CHS organises a lecture by Dr. Baishakh Chakrabarti
Event From Date
Event End Date
Event Title
CHS organises a lecture by Dr. Baishakh Chakrabarti
Event Details
Centre for Historical Studies,
Jawaharlal Nehru University,
CHS Seminar Series
Dr. Baishakh Chakrabarti,
Centre de Sciences Humaines, New Delhi
will be delivering a lecture on
‘Bringing Down the House: Historical Shifts in the 'Spaces' and 'Figures' of Gambling’

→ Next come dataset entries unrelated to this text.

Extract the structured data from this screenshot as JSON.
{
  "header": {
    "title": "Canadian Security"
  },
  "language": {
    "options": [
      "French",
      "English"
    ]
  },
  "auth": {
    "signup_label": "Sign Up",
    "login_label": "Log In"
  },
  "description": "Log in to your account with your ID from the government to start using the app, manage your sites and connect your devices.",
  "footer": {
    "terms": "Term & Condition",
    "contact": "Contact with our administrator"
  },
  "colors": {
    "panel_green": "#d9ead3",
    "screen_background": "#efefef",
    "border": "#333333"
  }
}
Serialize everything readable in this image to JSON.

On 6th March 2024, at 3 PM
in Room No. 326, CHS, SSS-III
Abstract: This lecture will trace the production of the ‘common gaming house’ as a legislative, police, and judicial category in late nineteenth and early twentieth-century India and British Burma. There was never a blanket ban on gambling as a practice. Instead, legislation like the Public Gaming Act of 1867 and all subsequent anti-gambling acts criminalized certain places in which gambling was conducted. Accordingly, the talk will interrogate why nineteenth-century provincial governments and their officials chose to criminalize a space rather than the practice of gambling itself using the power of legislative language to define with precision what constituted a gaming house—its elements, its nature, and its function. Such legislative efforts, however, were consistently thwarted by the creative practices of gamblers and the proprietors of gaming houses, which resulted in a shift in governmental policy by the early twentieth century, especially when spot betting on commodities like cotton and jute was being popularized as games of chance. So, as the practices of gambling and commodity speculation began resembling one another, the onus of regulation and control on illegal gaming came from discriminatory executive action rather than statutory law.

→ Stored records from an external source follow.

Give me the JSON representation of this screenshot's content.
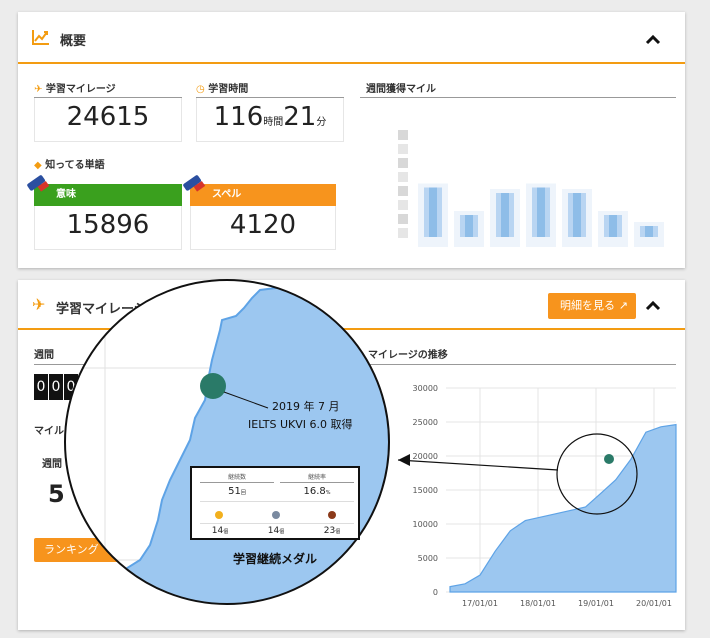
{
  "overview": {
    "title": "概要",
    "study_mileage_label": "学習マイレージ",
    "study_mileage_value": "24615",
    "study_time_label": "学習時間",
    "study_hours": "116",
    "hours_unit": "時間",
    "study_minutes": "21",
    "minutes_unit": "分",
    "weekly_label": "週間獲得マイル",
    "known_words_label": "知ってる単語",
    "meaning_label": "意味",
    "meaning_value": "15896",
    "spelling_label": "スペル",
    "spelling_value": "4120"
  },
  "mileage": {
    "title": "学習マイレージ",
    "details_button": "明細を見る",
    "week_label": "週間",
    "mile_label": "マイル",
    "week_label_2": "週間",
    "digits": [
      "0",
      "0",
      "0"
    ],
    "partial_number": "5",
    "ranking_button": "ランキング",
    "trend_label": "マイレージの推移"
  },
  "zoom": {
    "annotation_line1": "2019 年 7 月",
    "annotation_line2": "IELTS UKVI 6.0 取得",
    "medal_title": "学習継続メダル",
    "medal_col1_head": "継続数",
    "medal_col1_value": "51",
    "medal_col1_unit": "回",
    "medal_col2_head": "継続率",
    "medal_col2_value": "16.8",
    "medal_col2_unit": "%",
    "medals": [
      {
        "value": "14",
        "unit": "個",
        "color": "#f2b01e"
      },
      {
        "value": "14",
        "unit": "個",
        "color": "#7a8aa0"
      },
      {
        "value": "23",
        "unit": "個",
        "color": "#8b3a1a"
      }
    ]
  },
  "chart_data": {
    "type": "area",
    "ylim": [
      0,
      30000
    ],
    "yticks": [
      "0",
      "5000",
      "10000",
      "15000",
      "20000",
      "25000",
      "30000"
    ],
    "xticks": [
      "17/01/01",
      "18/01/01",
      "19/01/01",
      "20/01/01"
    ],
    "x": [
      "16/07",
      "17/01",
      "17/04",
      "17/07",
      "17/10",
      "18/01",
      "18/04",
      "18/07",
      "18/10",
      "19/01",
      "19/04",
      "19/06",
      "19/07",
      "19/09",
      "19/12",
      "20/03"
    ],
    "values": [
      800,
      1200,
      2500,
      6000,
      9000,
      10500,
      11000,
      11500,
      12000,
      12500,
      14500,
      16500,
      19500,
      23500,
      24300,
      24615
    ],
    "fill_color": "#9cc7f0",
    "line_color": "#5ea3e6"
  },
  "weekly_chart_data": {
    "type": "bar",
    "values": [
      0.45,
      0.2,
      0.4,
      0.45,
      0.4,
      0.2,
      0.1
    ]
  },
  "colors": {
    "accent": "#f39c12",
    "green": "#3aa01e",
    "orange": "#f7941d",
    "dark_teal": "#2a7a68"
  }
}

Dr. Baishakh Chakrabarti is a post-doctoral fellow at the Centre de Sciences Humaines, New Delhi. After having received his M.A. and M.Phil. degrees from the Center for Historical Studies at the Jawaharlal Nehru University, Dr. Chakrabarti completed his Ph.D. at the South Asia Studies Department at the University of Pennsylvania in 2022. His dissertation titled ‘Bringing Down the House: Gambling, Speculation and the Making of the Small Investor in Colonial India—1867-1943’ explores both the legal and social history of gambling in late nineteenth and early twentieth-century India, with a particular focus on its organization by business communities like the Marwaris and Gujaratis. Dr. Baishakh Chakrabarti’s research interests cover political economy and histories of finance capitalism, colonial law, agrarian studies, governmentality, and empire and state making.